A ‘lifestyle choice’
Designing a tower of this size required a year of planning on its own, Lofgren said. After two years of construction, it’s on schedule to be completed by year’s end with residents moving in early in 2022.
“The site there is just over an acre … There’s not a lot of wiggle room,” he said. “Learning to do all of that in that tight space — there were and are continuing challenges.”
The first floor will have a common area with a reception desk and conference rooms, Lofgren said, and the 21st floor will feature a “penthouse clubhouse,” with a swimming pool, a hot tub, an exercise center and a theater room.
There will be several units on each floor in between, with 10-foot floor-to-ceiling windows that offer views of the city. A four-level parking garage is tucked behind it, to separate it from the Liberty Crest apartments on 200 East.
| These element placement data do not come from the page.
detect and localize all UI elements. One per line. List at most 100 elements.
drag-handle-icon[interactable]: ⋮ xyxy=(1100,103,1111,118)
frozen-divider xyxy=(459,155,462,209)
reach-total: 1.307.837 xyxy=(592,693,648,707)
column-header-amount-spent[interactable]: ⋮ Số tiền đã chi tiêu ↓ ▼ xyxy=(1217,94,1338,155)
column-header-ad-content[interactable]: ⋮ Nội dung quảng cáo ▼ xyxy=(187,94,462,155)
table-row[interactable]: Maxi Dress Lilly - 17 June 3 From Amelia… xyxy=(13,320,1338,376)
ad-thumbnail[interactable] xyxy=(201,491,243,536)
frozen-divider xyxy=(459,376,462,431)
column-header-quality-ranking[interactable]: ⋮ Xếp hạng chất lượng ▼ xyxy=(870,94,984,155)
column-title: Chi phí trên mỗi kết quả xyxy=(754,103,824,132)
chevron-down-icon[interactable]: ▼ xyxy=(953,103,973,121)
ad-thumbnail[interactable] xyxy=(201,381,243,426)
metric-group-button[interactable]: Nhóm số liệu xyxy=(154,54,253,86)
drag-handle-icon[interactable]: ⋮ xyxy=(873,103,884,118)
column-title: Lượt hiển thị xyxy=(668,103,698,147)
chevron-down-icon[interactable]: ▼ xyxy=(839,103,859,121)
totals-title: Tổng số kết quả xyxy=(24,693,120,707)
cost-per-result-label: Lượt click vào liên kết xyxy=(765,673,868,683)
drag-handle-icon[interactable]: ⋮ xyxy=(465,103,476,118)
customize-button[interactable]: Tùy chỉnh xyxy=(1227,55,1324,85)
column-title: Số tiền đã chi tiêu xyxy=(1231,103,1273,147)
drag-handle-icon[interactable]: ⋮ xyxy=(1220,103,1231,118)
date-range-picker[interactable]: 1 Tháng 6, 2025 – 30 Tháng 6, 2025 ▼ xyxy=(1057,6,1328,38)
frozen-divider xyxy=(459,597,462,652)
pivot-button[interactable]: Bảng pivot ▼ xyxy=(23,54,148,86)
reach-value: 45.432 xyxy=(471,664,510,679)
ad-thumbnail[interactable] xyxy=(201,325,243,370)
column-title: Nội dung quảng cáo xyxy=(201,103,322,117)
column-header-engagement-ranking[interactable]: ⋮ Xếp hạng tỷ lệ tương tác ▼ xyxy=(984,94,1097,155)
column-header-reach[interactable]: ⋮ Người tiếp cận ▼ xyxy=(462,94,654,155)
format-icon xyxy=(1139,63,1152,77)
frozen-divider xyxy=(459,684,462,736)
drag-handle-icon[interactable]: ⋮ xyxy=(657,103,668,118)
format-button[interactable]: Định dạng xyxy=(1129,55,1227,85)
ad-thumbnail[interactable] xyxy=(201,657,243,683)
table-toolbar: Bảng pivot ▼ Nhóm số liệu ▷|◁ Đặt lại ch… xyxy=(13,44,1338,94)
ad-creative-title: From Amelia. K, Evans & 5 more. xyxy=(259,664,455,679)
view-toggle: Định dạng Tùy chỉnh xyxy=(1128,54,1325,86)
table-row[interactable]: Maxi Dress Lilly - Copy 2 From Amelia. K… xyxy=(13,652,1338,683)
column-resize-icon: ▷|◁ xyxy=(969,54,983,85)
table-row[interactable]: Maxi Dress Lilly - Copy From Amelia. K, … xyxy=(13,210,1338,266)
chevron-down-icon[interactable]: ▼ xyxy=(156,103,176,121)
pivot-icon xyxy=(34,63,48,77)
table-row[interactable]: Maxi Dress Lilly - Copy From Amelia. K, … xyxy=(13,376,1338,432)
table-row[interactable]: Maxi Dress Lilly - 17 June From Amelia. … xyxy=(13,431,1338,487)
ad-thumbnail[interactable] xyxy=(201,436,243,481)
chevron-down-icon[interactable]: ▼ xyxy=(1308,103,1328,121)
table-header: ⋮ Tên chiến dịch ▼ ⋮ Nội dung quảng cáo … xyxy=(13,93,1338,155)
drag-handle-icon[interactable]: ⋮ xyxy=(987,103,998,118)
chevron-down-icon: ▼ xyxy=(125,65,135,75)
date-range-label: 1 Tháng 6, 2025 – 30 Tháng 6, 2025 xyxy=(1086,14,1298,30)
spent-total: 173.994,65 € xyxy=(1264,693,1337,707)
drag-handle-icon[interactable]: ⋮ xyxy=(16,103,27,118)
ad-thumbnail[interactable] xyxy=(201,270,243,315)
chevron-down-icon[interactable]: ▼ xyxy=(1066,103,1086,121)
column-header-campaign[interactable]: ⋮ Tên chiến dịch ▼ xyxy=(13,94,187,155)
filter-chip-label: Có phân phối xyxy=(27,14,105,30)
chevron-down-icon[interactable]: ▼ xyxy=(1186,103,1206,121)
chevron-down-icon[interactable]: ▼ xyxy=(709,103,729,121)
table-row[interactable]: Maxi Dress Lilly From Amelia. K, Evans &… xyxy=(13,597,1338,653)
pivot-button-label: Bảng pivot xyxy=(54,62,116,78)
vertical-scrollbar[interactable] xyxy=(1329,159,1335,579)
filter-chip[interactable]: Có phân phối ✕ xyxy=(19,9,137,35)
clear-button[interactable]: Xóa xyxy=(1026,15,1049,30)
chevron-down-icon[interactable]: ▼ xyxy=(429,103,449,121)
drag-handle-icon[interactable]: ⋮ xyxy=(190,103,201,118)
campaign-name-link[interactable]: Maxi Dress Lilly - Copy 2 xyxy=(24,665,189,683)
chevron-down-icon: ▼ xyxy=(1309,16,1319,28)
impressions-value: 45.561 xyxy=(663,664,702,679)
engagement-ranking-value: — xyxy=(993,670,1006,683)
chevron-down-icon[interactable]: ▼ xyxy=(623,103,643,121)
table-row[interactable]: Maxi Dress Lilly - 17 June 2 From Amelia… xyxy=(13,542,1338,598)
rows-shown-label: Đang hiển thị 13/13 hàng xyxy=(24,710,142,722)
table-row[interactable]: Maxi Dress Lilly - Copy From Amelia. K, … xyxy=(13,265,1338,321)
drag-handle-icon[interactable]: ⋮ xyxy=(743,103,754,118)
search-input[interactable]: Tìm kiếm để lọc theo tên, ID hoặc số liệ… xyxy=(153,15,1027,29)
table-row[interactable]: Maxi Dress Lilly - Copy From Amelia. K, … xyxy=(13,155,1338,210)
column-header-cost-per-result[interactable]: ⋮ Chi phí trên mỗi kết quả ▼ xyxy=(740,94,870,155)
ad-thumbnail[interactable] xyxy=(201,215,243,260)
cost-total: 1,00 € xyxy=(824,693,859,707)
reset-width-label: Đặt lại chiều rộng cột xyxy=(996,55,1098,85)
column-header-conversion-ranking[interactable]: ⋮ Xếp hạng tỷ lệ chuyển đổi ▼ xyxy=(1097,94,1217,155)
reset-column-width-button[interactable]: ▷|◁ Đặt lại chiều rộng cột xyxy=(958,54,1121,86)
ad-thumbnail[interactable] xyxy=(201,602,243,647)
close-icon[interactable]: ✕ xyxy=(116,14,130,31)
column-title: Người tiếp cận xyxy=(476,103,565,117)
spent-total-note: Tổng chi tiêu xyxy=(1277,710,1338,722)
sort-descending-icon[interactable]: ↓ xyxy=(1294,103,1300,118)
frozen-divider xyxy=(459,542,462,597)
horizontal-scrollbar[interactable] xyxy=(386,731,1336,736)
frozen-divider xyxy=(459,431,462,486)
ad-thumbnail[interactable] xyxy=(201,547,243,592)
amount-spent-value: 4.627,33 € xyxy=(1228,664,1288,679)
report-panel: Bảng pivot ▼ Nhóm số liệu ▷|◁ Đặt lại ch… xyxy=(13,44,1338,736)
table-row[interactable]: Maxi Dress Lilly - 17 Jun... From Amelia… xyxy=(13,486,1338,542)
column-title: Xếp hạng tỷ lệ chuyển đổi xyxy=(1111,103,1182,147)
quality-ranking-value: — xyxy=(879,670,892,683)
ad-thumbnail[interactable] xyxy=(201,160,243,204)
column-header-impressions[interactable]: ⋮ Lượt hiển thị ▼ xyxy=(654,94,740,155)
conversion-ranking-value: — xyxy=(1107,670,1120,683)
Liberty Sky will attract a segment of the market that hasn’t been served in Utah, Lofgren said. Its future tenants likely could afford to buy a home, but they’re “making a lifestyle choice” by renting.
“Most of the people who are going to live in Liberty Sky will have some experience already with living downtown,” he said. “They will come here to take a job from a market where they experienced it before.”
And despite the “significant” financial risk, Lofgren said, this type of high-rise will likely become more common downtown.
“On the heels of this project getting started, we have seen several other towers — and even more ambitious towers — announced,” Lofgren said. “It feels like this maybe was the start of a wave of some pretty busy times downtown for residential developments.”
Cowboy Partners has built 21 complexes in the Salt Lake Valley and Utah County. And if Liberty Sky succeeds, it will help propel the company to create more affordable housing in the future, according to Lofgren.
Its previous buildings include complexes that reserve 20% of the units for lower income tenants, he said, without the development receiving tax breaks from the government.
“It is beyond discussion or argument that when we, as a community, nurture housing affordability and stability,” he said, “we all do better.”